Consideration of different tree species
With forests being highly sensitive to climate change and significantly impacted by disturbances such as drought or heat, forest owners and managers are urged to take adaptive measures. “We need more mixed and structurally diverse forests, including natural regeneration and active assisted migration of species that are more adapted to future climates,” says study author Dr Manfred Lexer from University of Natural Resources and Life Sciences (Austria). “In European forests that are available for wood supply we have six dominant tree species: pine, spruce, fir, beech, oak, and birch. Spruce, beech and pine are among the most vulnerable species, especially to drought.”

For example, the forest area in Europe suitable for Norway spruce will decrease by about 50 per cent depending on different climate change scenarios, while the suitability for other species will increase significantly. For the wood-based sector, which relies on the sufficient availability of woody biomass, it is key to gradually move away from the current strong dependency on softwoods (such as spruce and pine) and consider the production of new value-added wood-based products. Emerging products such as wood-based plastics, textile fibres or nanofibrillated cellulose for packaging, for example, are less dependent on certain tree species than traditional products.

Transition to bioeconomy and use of technology
Study authoir, Dr Anne Christine Ritschkoff from VTT Technical Research Centre of Finland Ltd., says, “In view of these challenges and a growing demand for wood-based products, forest-based industries in Europe will need to reflect their current business models. Technological and digital innovation, as well as a cascading use of wood is driving the transition towards a circular economy and supports the adaptation to future changes in wood supply. The future of research and innovation should be focused on the holistic and resource-efficient use of wood materials.”

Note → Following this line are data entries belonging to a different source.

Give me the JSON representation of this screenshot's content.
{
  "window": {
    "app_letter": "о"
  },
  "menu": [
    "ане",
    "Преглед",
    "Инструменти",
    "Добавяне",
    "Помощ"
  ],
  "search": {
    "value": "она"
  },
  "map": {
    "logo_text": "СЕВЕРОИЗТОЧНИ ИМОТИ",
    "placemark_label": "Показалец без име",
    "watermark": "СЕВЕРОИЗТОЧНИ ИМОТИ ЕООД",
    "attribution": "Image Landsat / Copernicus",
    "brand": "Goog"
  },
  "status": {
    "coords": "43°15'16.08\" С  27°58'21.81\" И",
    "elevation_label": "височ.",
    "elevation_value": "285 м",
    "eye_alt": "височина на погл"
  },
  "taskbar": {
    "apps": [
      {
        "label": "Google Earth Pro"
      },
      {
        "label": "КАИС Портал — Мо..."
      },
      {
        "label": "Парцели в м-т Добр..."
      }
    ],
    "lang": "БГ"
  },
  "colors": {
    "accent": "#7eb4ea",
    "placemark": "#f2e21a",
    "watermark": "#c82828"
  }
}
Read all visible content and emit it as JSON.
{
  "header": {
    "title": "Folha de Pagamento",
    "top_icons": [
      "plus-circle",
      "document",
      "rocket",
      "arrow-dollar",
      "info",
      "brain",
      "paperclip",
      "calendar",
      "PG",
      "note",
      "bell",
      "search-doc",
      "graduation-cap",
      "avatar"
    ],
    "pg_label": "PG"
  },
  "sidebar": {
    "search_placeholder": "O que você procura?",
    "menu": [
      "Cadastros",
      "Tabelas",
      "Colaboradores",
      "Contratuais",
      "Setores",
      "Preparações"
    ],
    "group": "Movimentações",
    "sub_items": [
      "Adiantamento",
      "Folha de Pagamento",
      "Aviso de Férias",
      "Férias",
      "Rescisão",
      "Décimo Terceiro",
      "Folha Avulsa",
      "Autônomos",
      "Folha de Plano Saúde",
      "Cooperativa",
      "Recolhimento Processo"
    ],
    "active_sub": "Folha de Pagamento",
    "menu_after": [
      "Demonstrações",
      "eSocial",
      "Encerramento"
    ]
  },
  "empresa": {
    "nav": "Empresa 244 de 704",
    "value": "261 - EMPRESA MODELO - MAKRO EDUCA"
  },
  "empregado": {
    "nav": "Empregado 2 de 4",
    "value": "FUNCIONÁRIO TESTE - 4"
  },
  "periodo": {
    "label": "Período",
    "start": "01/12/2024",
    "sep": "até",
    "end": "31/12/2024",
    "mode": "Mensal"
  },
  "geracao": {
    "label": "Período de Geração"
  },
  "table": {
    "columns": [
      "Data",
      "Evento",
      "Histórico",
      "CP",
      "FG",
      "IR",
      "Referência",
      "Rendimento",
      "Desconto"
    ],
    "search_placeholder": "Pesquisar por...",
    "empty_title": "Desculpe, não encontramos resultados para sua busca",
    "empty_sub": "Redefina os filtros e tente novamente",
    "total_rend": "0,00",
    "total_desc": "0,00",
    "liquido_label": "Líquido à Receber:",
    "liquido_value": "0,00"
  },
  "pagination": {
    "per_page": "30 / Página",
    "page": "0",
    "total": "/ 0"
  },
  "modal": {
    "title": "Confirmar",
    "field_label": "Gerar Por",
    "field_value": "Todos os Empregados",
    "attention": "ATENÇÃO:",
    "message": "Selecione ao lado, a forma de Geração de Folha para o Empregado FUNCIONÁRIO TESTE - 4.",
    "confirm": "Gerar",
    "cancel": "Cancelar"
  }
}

The role of forest ownership
Other factors impacting the supply of wood include forest ownership and demographic changes among landowners. While there are differences in forest ownership between European regions, the share of private forest ownership has increased since the early 1990s, with 56 per cent of European forest area privately owned. In addition, private ownership has become more heterogeneous with more non-traditional, urban or passive owners. This often leads to less interest or capacity among forest owners to supply wood to the market.

Study author, Dr Špela Pezdevšek Malovrh from the University of Ljubljana (Slovenia), says, “Wood harvesting and profit maximisation are not the only – or even the primary – motivation for many forest owners and, therefore, are not the main goal of their management practices. Therefore, it will be important for policymakers to implement initiatives that engage and incentivise private forest owners.”

Policies to promote sustainable forest management
These factors affecting forests and wood supply need corresponding policy responses at different levels from global to local, particularly a better harmonisation and integration of policies that promote sustainable forest management practices. Quite importantly, strategic investments in research and innovation are needed to develop integrated, sustainable wood supply strategies and technologies that can adapt to changing circumstances, including the regionalisation of supply chains and evolving market dynamics. This will support the development of wood supply strategies and technologies to ensure adaptation and resilience of European forests to climate change in the long-term.

Joint measures to secure a future wood supply
To successfully navigate the uncertainties and changes ahead, cooperation and partnerships are paramount for the future of wood supply in Europe. Interdisciplinary, transnational, and cross-sectoral collaborations facilitate the implementation of successful strategies and can guide the wood-based industry towards innovation, adaptability, and resilience amid evolving challenges. Beyond cooperation, the study shows that education and communication within and outside the forest-based sector are crucial for sustainable forest management and engaging future generations.